Closed leftthomas closed 1 year ago
@leftthomas Hi, if the detection metric is OK then you have to change the code of mask features. See head.py line 141-163.
@zhangxgu according to the codes:
https://github.com/chenhaoxing/DiffusionInst/blob/00af4907fbb38d7c86ee83975b14dd843200d95e/diffusioninst/head.py#L142-L163
self.mask_head
contains 4 conv_blocks and 1 Conv2d layer, theses 5 modules are serially connected, and according the following code:
https://github.com/chenhaoxing/DiffusionInst/blob/00af4907fbb38d7c86ee83975b14dd843200d95e/diffusioninst/head.py#L236
the input mask_feat
will be processed by self.mask_head
serially, so I don't understand why modifying L142-L163 can solve the problem of feature numbers.

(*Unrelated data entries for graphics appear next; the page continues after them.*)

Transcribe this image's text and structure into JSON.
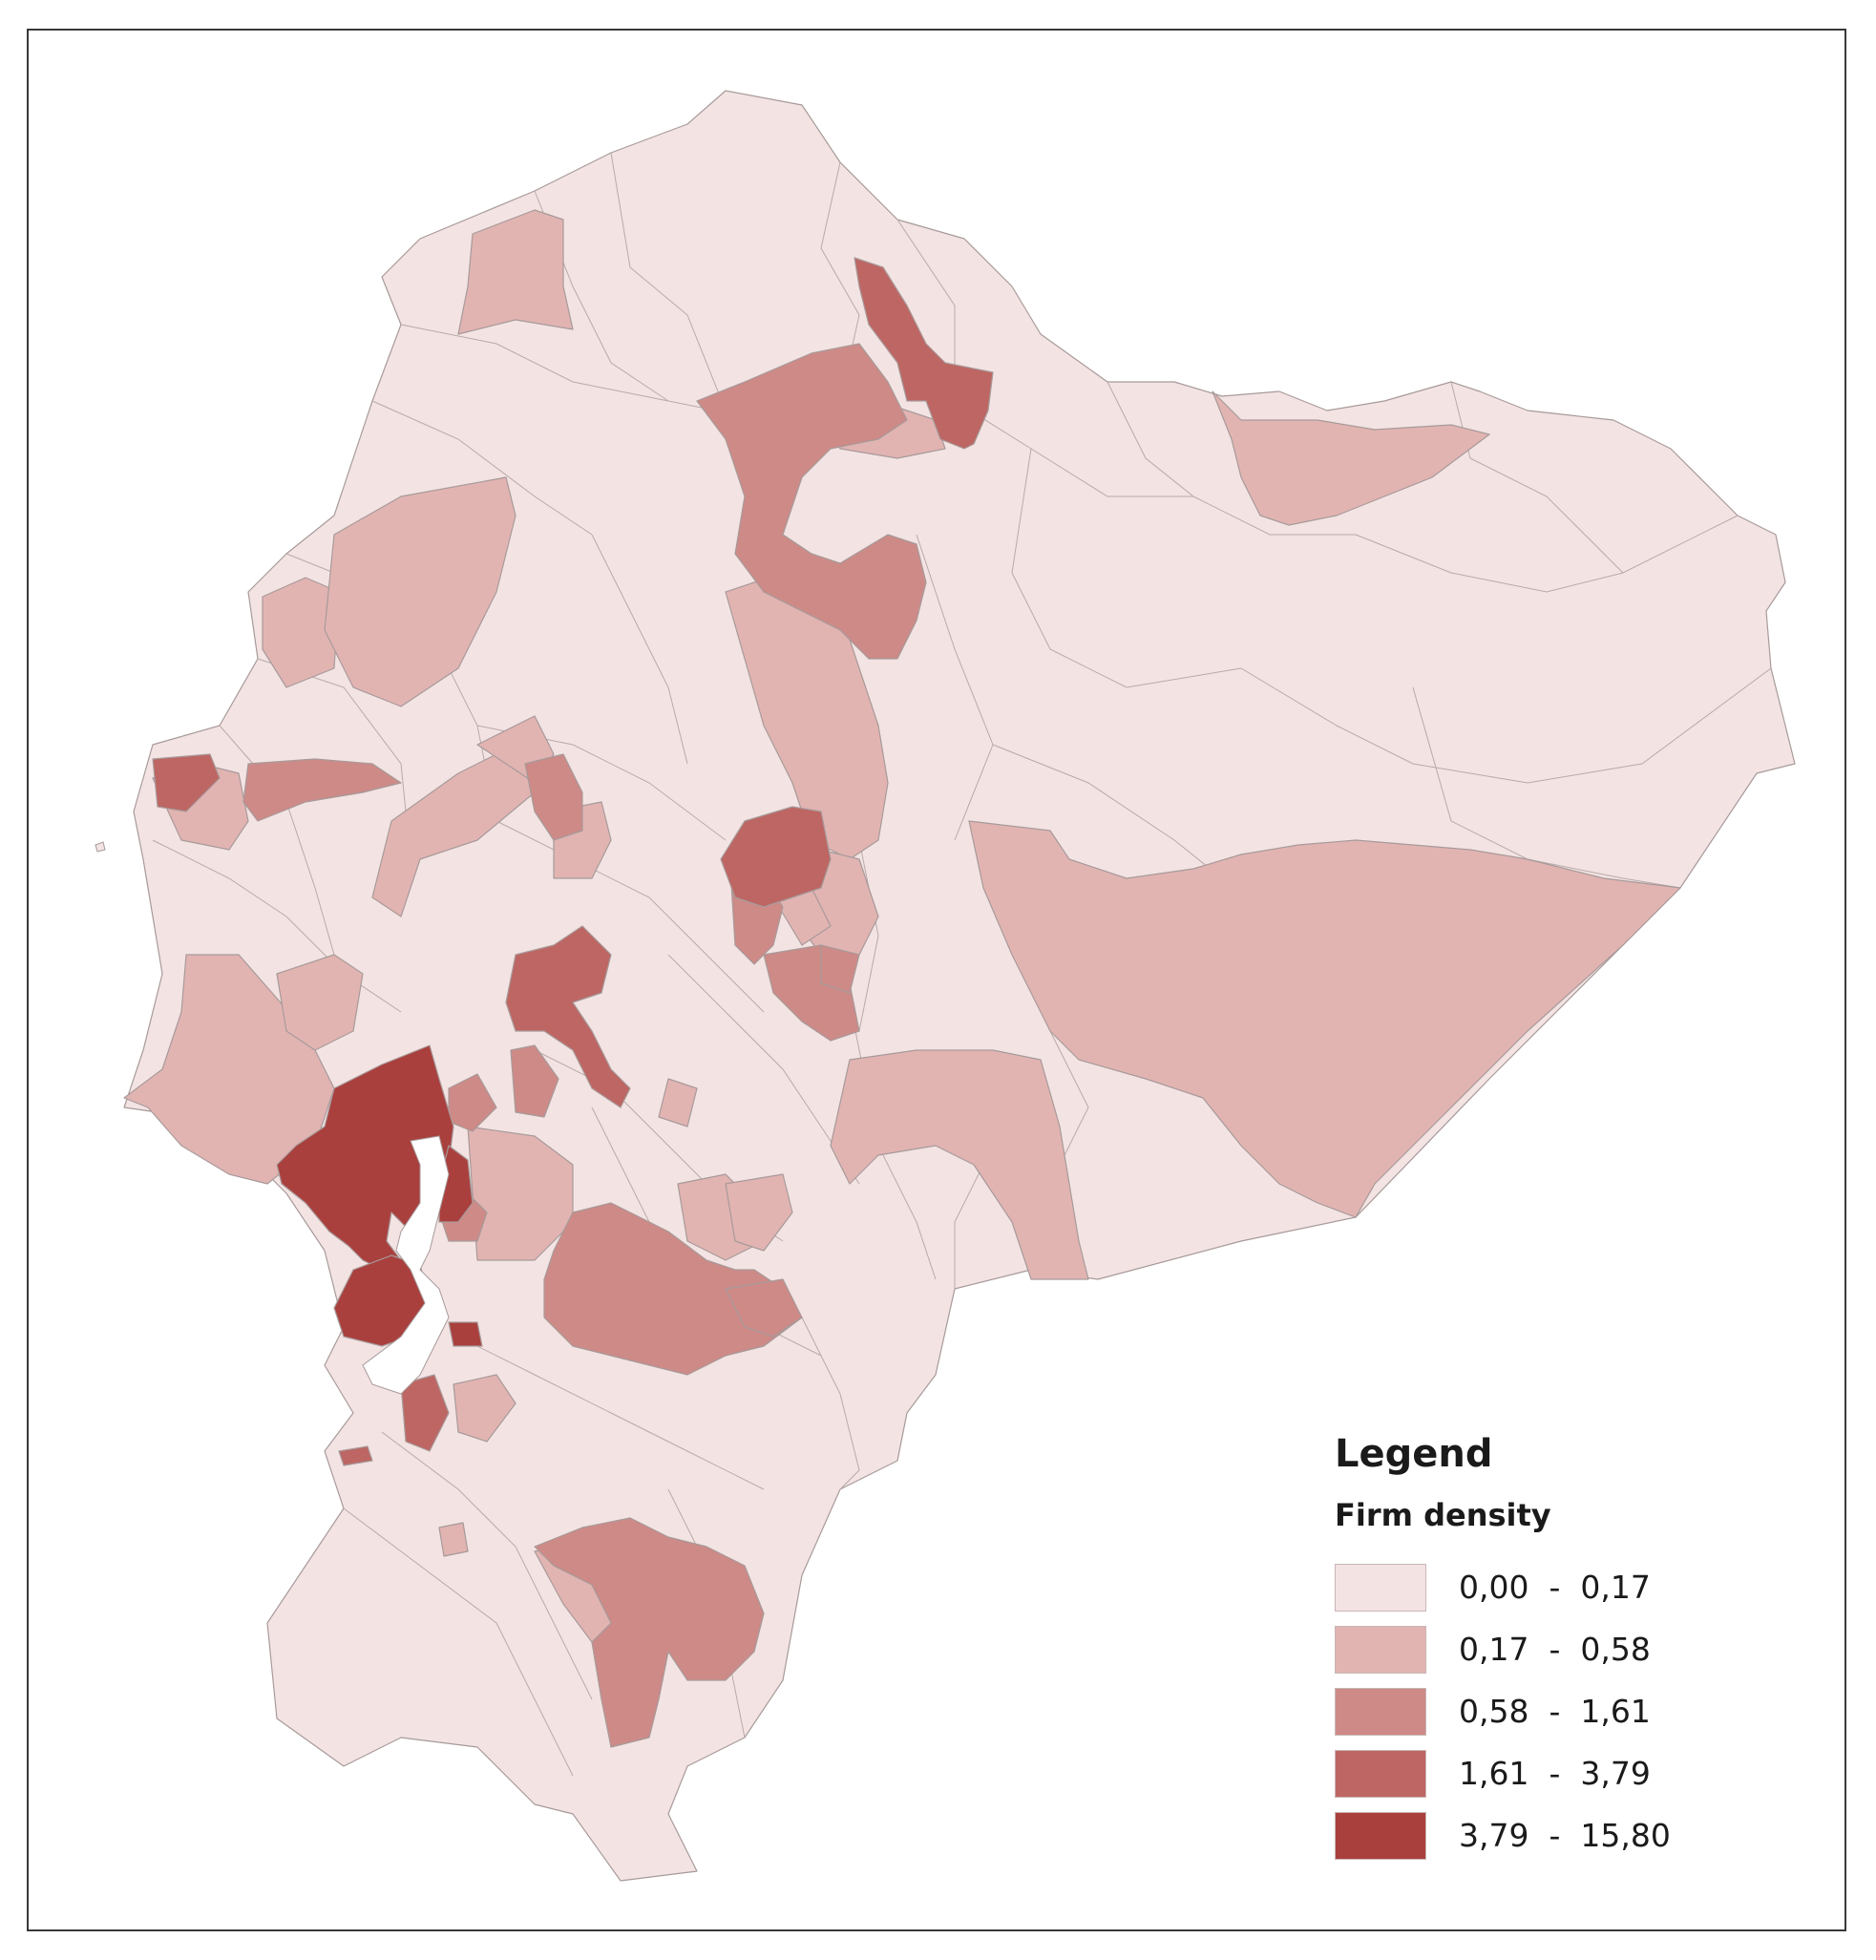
{
  "legend": {
    "title": "Legend",
    "subtitle": "Firm density",
    "classes": [
      {
        "label": "0,00  -  0,17",
        "color": "#f3e4e3"
      },
      {
        "label": "0,17  -  0,58",
        "color": "#e1b4b2"
      },
      {
        "label": "0,58  -  1,61",
        "color": "#cd8a87"
      },
      {
        "label": "1,61  -  3,79",
        "color": "#bd6663"
      },
      {
        "label": "3,79  -  15,80",
        "color": "#a9403e"
      }
    ]
  }
}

Another problem is that according to the following codes:
https://github.com/chenhaoxing/DiffusionInst/blob/00af4907fbb38d7c86ee83975b14dd843200d95e/diffusioninst/head.py#L126-L140
self.mask_refine
contains 3 conv_block
s after initialization. In the forward process, according to the following codes:
https://github.com/chenhaoxing/DiffusionInst/blob/00af4907fbb38d7c86ee83975b14dd843200d95e/diffusioninst/head.py#L223-L235
self.mask_refine[0]
is used to process features[0]
, which corresponds to p2
;
self.mask_refine[1]
is used to process features[1]
, which corresponds to p3
;
self.mask_refine[2]
is used to process features[2]
, which corresponds to p4
;
I am very confused why p5
is not been processed?
@leftthomas Yes, what I mean is you have to change the mask head architecture when reducing one FPN output feature map. So you can both modify the architecture of mask head (for reducing one feature map) and then change the number of loops in line 223 to 235. As for the usage of specific feature maps(not using p5), we follow the code of CondInst.

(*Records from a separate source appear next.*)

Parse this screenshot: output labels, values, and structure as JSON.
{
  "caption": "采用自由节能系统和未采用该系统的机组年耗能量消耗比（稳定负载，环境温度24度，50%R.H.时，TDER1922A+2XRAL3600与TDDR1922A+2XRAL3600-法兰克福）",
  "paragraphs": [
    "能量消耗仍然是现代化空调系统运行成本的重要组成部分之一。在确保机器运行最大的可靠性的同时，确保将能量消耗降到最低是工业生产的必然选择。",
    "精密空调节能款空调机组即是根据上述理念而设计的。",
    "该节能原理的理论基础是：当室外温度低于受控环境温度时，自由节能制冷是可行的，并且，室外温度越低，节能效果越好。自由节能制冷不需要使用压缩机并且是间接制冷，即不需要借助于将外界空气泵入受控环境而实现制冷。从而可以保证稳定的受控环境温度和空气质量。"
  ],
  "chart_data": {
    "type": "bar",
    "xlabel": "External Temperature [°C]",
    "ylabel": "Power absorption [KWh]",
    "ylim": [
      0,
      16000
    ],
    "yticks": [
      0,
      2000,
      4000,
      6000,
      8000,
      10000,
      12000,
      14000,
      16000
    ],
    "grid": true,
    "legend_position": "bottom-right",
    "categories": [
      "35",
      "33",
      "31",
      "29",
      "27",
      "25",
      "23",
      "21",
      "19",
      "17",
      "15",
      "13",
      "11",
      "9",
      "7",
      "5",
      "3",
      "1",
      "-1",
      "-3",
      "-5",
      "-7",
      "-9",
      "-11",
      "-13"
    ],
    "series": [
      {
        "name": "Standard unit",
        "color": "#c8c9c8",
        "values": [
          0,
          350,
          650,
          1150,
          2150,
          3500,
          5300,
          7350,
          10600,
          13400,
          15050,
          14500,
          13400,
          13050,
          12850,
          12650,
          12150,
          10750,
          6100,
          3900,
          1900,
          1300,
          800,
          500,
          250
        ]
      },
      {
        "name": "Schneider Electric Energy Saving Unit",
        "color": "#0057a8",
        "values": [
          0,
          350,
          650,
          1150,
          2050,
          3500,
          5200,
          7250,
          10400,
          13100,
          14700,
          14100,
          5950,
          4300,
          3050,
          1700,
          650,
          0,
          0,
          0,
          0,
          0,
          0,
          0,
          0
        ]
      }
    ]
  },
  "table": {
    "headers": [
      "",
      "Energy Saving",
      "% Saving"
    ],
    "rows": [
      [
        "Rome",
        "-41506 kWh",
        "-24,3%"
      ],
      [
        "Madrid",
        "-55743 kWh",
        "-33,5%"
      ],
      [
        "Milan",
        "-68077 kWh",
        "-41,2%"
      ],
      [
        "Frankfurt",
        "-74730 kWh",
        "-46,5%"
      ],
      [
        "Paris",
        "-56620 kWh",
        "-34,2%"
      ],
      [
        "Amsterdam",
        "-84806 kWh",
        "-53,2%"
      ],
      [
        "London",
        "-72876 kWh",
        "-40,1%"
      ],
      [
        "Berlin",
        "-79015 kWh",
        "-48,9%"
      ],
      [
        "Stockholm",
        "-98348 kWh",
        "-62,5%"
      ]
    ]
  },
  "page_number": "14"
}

I have tried to change theses lines https://github.com/chenhaoxing/DiffusionInst/blob/00af4907fbb38d7c86ee83975b14dd843200d95e/configs/Base-DiffusionInst.yaml#L9-L13 to
OUT_FEATURES: ["res3", "res4", "res5"]
FPN:
IN_FEATURES: ["res3", "res4", "res5"]
ROI_HEADS:
IN_FEATURES: ["p3", "p4", "p5"]
and modified https://github.com/chenhaoxing/DiffusionInst/blob/00af4907fbb38d7c86ee83975b14dd843200d95e/diffusioninst/head.py#L126-L140 to
self.mask_refine = nn.ModuleList()
in_features = [ 'p4', 'p5']
for in_feature in in_features:
conv_block = []
conv_block.append(
nn.Conv2d(d_model,
128,
kernel_size=3,
stride=1,
padding=1,
bias=False))
conv_block.append(nn.BatchNorm2d(128))
conv_block.append(nn.ReLU())
conv_block = nn.Sequential(*conv_block)
self.mask_refine.append(conv_block)
and modified https://github.com/chenhaoxing/DiffusionInst/blob/00af4907fbb38d7c86ee83975b14dd843200d95e/diffusioninst/head.py#L223-L235 to
for i, (x) in enumerate(features):
if i == 0:
mask_feat = self.mask_refine[i](x)
elif i <= 1:
x_p = self.mask_refine[i](x)
target_h, target_w = mask_feat.size()[2:]
h, w = x_p.size()[2:]
assert target_h % h == 0
assert target_w % w == 0
factor_h, factor_w = target_h // h, target_w // w
assert factor_h == factor_w
x_p = aligned_bilinear(x_p, factor_h)
mask_feat = mask_feat + x_p
it is still not working, can you provide a feasible solution?
@leftthomas Maybe is the size of mask feature? In original code, the mask feature size is 1/4, when using your setting, the size is 1/8. There are two parts of code maybe need carefully check. One is in detector.py, line 110-122 for mapping 1/4 mask to original ones. The other is in loss.py, line 368-373 for gt mask mapping to 1/4 masks. Hope this can help. By the way, you can use visualization code demo.py to visualize some masks for debug. It's helpful to me.
@zhangxgu Thank you for your kind answer.
There is another problem of GPU memory leakage. With the training, the GPU memory will continue to increase.
Hi, I have not met this problem before. If you use bs=32 as config, then you need A100-80G for training.
The memory will increase around 100MB about every 10000 iters, you could try to see this problem.
I have tried to change theses lines https://github.com/chenhaoxing/DiffusionInst/blob/00af4907fbb38d7c86ee83975b14dd843200d95e/configs/Base-DiffusionInst.yaml#L9-L13 to
and after training, the mask mAP will be crashed, only 0.02, how to make sure only three features are correctly used?